Neither had hydrops, polyhydramnios, associated anomalies, or an abnormal karyotype. One had a
completely normal sonogram at 17/40, which suggests that the cystic hygroma had developed later in
gestation. Both survived after an operation at 4 days of life. They continue to say that there may be two
separate aetiologies for this condition with vastly different outcomes, ie those presenting before 30/40 and
those after which include the majority of cystic hygromas.
A ranula is a cystic swelling in the floor of the mouth containing mucoid salivary secretions, which most
commonly originate from a sublingual salivary gland. The extravasated mucous may track below the
myolohyoid (plunging ranula). A plunging ranula is not epithelially lined and are therefore pseudocysts.
This may occur without a ranula being present in the floor of the mouth, in which case its origin may not be
appreciated.
Diff diag: branchial cyst, thyroglossal cyst, epidermoid cyst, tetatoid cyst, cystic hygroma, cervical thymic
cyst, laryngocoele, AV-malformation, lymphadenopathy, abscess, or soft tissue tumour.
U/S or CT should give diagnosis.
Excision of the ipsilateral sublingual gland seems to be essential in order to cure the condition. The
recurrence rate for plunging ranula after excision of the cyst through a submandibular incision is 85%, 53%
after marsupialisation, and 2% after excisionn of the sublingual gland with transoral drainage of the cyst.
TORTICOLLIS
Causes inc:
SM tumour common, > 3/52
Abn in utero posture improves with age
Cx hemivertebrae structural plain x-ray
RPh abscess toxic
Ocular imbalance 2o to squint
Post fossa tumour rare, other neurol signs
Spasmodic with GOR Sandifers syndrome
Postural familial
Secondary effects plagiocephaly within 1st few months, tends to resolve when sitting. Sig facial
hemihypoplasia > 8/12, more often noticed at 3-4yrs. Elevate ipsilat shoulder, scoliosis to keep eyes level.

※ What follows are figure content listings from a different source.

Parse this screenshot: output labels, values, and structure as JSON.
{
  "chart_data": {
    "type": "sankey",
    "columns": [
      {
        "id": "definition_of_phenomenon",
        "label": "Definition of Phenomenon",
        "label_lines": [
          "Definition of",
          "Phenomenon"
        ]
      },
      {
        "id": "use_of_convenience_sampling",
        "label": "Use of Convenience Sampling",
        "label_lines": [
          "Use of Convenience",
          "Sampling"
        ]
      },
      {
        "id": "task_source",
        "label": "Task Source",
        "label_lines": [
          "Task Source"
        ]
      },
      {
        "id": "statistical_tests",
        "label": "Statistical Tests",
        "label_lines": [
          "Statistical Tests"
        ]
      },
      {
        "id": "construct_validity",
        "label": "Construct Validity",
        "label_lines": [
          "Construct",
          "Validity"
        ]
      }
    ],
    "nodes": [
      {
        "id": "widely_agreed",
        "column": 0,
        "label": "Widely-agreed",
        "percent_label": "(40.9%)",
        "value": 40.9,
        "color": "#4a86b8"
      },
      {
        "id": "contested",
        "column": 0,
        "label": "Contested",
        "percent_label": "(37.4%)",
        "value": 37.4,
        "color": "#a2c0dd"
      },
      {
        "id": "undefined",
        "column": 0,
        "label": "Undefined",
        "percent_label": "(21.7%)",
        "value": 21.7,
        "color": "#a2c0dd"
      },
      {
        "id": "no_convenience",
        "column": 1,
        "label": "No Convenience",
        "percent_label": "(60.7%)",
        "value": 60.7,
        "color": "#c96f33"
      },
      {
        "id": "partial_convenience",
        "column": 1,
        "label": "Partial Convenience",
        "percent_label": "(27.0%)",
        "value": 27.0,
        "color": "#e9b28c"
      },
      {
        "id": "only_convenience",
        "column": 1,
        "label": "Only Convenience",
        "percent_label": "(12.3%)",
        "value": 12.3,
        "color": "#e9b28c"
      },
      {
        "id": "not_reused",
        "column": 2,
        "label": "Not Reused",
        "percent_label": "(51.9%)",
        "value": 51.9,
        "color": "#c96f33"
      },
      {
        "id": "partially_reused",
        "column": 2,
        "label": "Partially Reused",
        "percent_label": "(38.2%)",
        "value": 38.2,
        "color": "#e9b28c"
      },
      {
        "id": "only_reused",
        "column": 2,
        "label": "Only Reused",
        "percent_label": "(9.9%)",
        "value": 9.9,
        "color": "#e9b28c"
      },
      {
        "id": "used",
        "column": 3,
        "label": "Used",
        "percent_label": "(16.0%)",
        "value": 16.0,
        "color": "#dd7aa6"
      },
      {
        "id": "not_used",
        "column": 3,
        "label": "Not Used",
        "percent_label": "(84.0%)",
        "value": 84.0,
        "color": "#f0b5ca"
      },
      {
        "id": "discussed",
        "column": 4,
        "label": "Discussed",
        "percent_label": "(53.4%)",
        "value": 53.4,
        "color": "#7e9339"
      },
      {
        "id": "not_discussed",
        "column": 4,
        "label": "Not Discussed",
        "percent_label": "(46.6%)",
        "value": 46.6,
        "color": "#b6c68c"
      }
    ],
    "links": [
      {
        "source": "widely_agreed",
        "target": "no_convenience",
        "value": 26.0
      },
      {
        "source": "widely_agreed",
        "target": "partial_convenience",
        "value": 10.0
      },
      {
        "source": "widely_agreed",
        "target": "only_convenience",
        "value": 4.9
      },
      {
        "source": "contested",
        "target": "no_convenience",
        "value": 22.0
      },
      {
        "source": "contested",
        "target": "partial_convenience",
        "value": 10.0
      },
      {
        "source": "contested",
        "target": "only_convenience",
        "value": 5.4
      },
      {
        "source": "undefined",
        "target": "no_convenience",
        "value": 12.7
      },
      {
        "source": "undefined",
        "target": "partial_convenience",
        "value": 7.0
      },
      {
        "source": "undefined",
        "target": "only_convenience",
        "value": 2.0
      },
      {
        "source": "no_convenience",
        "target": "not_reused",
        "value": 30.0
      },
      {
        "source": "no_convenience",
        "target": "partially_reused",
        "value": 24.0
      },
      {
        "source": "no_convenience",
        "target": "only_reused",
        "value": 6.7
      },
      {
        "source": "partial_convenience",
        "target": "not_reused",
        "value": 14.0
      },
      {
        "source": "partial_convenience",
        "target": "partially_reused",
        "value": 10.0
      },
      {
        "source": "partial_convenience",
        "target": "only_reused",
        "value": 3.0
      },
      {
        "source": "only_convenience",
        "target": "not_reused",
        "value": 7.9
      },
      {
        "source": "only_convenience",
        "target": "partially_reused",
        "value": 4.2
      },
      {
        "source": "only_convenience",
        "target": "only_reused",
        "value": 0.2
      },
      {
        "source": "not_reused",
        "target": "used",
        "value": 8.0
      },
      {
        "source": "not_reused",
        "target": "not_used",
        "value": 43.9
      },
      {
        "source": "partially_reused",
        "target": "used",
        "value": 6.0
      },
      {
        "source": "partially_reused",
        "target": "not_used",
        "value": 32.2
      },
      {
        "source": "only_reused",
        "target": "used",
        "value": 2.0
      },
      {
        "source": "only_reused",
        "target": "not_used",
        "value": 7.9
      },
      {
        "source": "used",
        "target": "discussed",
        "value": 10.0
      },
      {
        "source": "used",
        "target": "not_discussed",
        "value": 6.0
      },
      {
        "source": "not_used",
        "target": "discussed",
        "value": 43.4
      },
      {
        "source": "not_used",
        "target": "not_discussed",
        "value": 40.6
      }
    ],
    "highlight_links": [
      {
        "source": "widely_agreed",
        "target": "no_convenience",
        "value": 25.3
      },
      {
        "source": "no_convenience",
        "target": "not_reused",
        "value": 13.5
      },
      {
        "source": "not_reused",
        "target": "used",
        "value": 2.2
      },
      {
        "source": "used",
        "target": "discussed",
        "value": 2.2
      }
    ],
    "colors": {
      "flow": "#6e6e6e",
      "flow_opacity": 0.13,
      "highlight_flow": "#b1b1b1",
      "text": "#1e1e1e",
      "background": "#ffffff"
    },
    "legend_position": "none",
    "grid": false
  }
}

All improve with SMT resolved.
Treatment:
Value of manipulation not proven, ? value of something being done ? place toys etc on opp side
Indications for Sx: - persistent tightness with LOR >12-15/12
- progressive facial hemihypoplasia
- presentation > 1yr
Technique GA, supine, shoulder roll, head to opp side
3-4cm incision 1cm > clavicle, 2 heads dissected and div with diathermy. Investing fascia divided
ant and post to muscle, continue across post triangle to ant border of trapezius can feel tightness,
under vision!. Close platysma, skin
recurrence rare - <3%. Comps haematoma, nerve damage
follow patients until T resolved completely, full ROM, SM feels normal.